I was now walking home, I could've waited for Dylan to finish his practice and for him to drive me back, but I was too impatient. My long session in the library has drained all my energy and all I could think about was having a bath and going to bed.
The sun was now setting slowly, leaving the sky in orange and pink hues. It was still warm though, and I was so happy that I decided to wear a comfortable outfit to the library which made my long walk home easier.
What I was not expecting was a car that came speeding down from around the corner. All I managed to see was a flash of black, and the sounds of tires skidding against the black road.
It all looked like a scene from an action film, where there are car chases and somehow civilians never get hurt during them.
For a millisecond, I was completely frozen. I didn't move, I didn't breathe, I just stared at the car that was coming towards me like a bullet. Weirdly, all I could think about was my luck that I have finished my assignment on time because it seemed like I will be spending the next few weeks in the hospital. That is, if I survive the car crashing into me.
All of a sudden, my brain jerked me awake from my frozen state and my body jumped into action. Just as the car was nearing me, I jumped aside into the bushes that were nearby; away from the speeding car. The sound of the car crashing echoed loudly in the air.
As I looked up from the ground after my jump, I saw the car crash in the same place I was standing on a mere few seconds ago.
My breathing was erratic; how in the hell did I survive this. I was positive that I was going to get crushed by this car, that I was going to die right then and there.
The door opened on the driver's side and I heard a loud thump. The driver's side was facing away from me so I couldn't see what was happening, but my guess was that whoever was driving the car was trying to now get out of it.
My hands were shaking, and my legs felt as if they would not have enough strength to carry me anywhere.

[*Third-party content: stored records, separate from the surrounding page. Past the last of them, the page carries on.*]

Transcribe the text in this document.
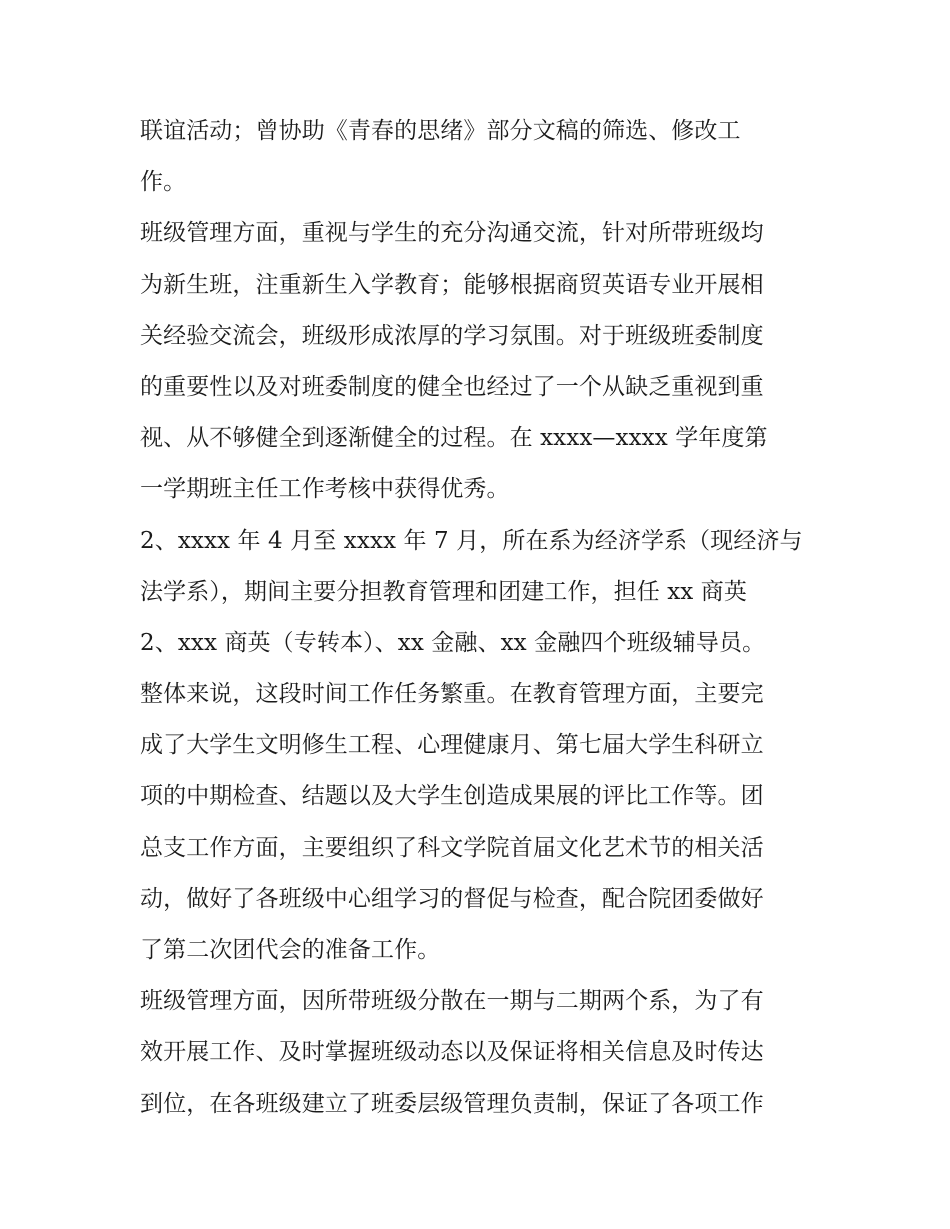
联谊活动；曾协助《青春的思绪》部分文稿的筛选、修改工
作。
班级管理方面，重视与学生的充分沟通交流，针对所带班级均
为新生班，注重新生入学教育；能够根据商贸英语专业开展相
关经验交流会，班级形成浓厚的学习氛围。对于班级班委制度
的重要性以及对班委制度的健全也经过了一个从缺乏重视到重
视、从不够健全到逐渐健全的过程。在 xxxx—xxxx 学年度第
一学期班主任工作考核中获得优秀。
2、xxxx 年 4 月至 xxxx 年 7 月，所在系为经济学系（现经济与
法学系），期间主要分担教育管理和团建工作，担任 xx 商英
2、xxx 商英（专转本）、xx 金融、xx 金融四个班级辅导员。
整体来说，这段时间工作任务繁重。在教育管理方面，主要完
成了大学生文明修生工程、心理健康月、第七届大学生科研立
项的中期检查、结题以及大学生创造成果展的评比工作等。团
总支工作方面，主要组织了科文学院首届文化艺术节的相关活
动，做好了各班级中心组学习的督促与检查，配合院团委做好
了第二次团代会的准备工作。
班级管理方面，因所带班级分散在一期与二期两个系，为了有
效开展工作、及时掌握班级动态以及保证将相关信息及时传达
到位，在各班级建立了班委层级管理负责制，保证了各项工作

I willed myself to stand up and started making my way towards the car, needing to see whether the person driving was hurt. As I was making my way around the car, I saw a slumped body on the ground. I could now see that it was a man, with black hair and slightly torn clothes.
He was breathing deeply, almost as if he was trying to come to terms with what has happened. He didn't seem to be injured apart from a few scrapes and bruises.
I was leaning my body against the back of the car, my body becoming limp as the adrenaline was slowly leaving my body. I felt as if I had no energy in me at all, like I was close to collapsing.
After a few seconds, the man started to stand up, taking his time and moving each limb very slowly. As soon as he looked up, he found my eyes as if he felt that I've been watching him the whole time.
The wide black eyes found mine and I recognised them immediately. His eyes were the same ones that looked into mine a few weeks ago, just outside of the abandoned building which was surrounded by police cars.
The black eyed man was in handcuffs then, and now he was sitting on the ground a few metres away from me. I saw a quick flash of recognition in his eyes, he might be remembering the staring match we shared a few weeks ago.
His face was full of panic all of a sudden, as he rushed to his feet and started running away from the scene.
As he passed by me, he pushed me roughly aside, making me loose my balance and hit my head on the concrete.
The pain in my head was getting greater, and as I put my hand on my forehead, I felt a liquid on my palm. I looked behind me to see if I could still see the man, however he was nowhere to be seen.
After trying to stay awake and to stand up, my body was refusing me at all costs.
My vision started to get blurry, until all I could see was black.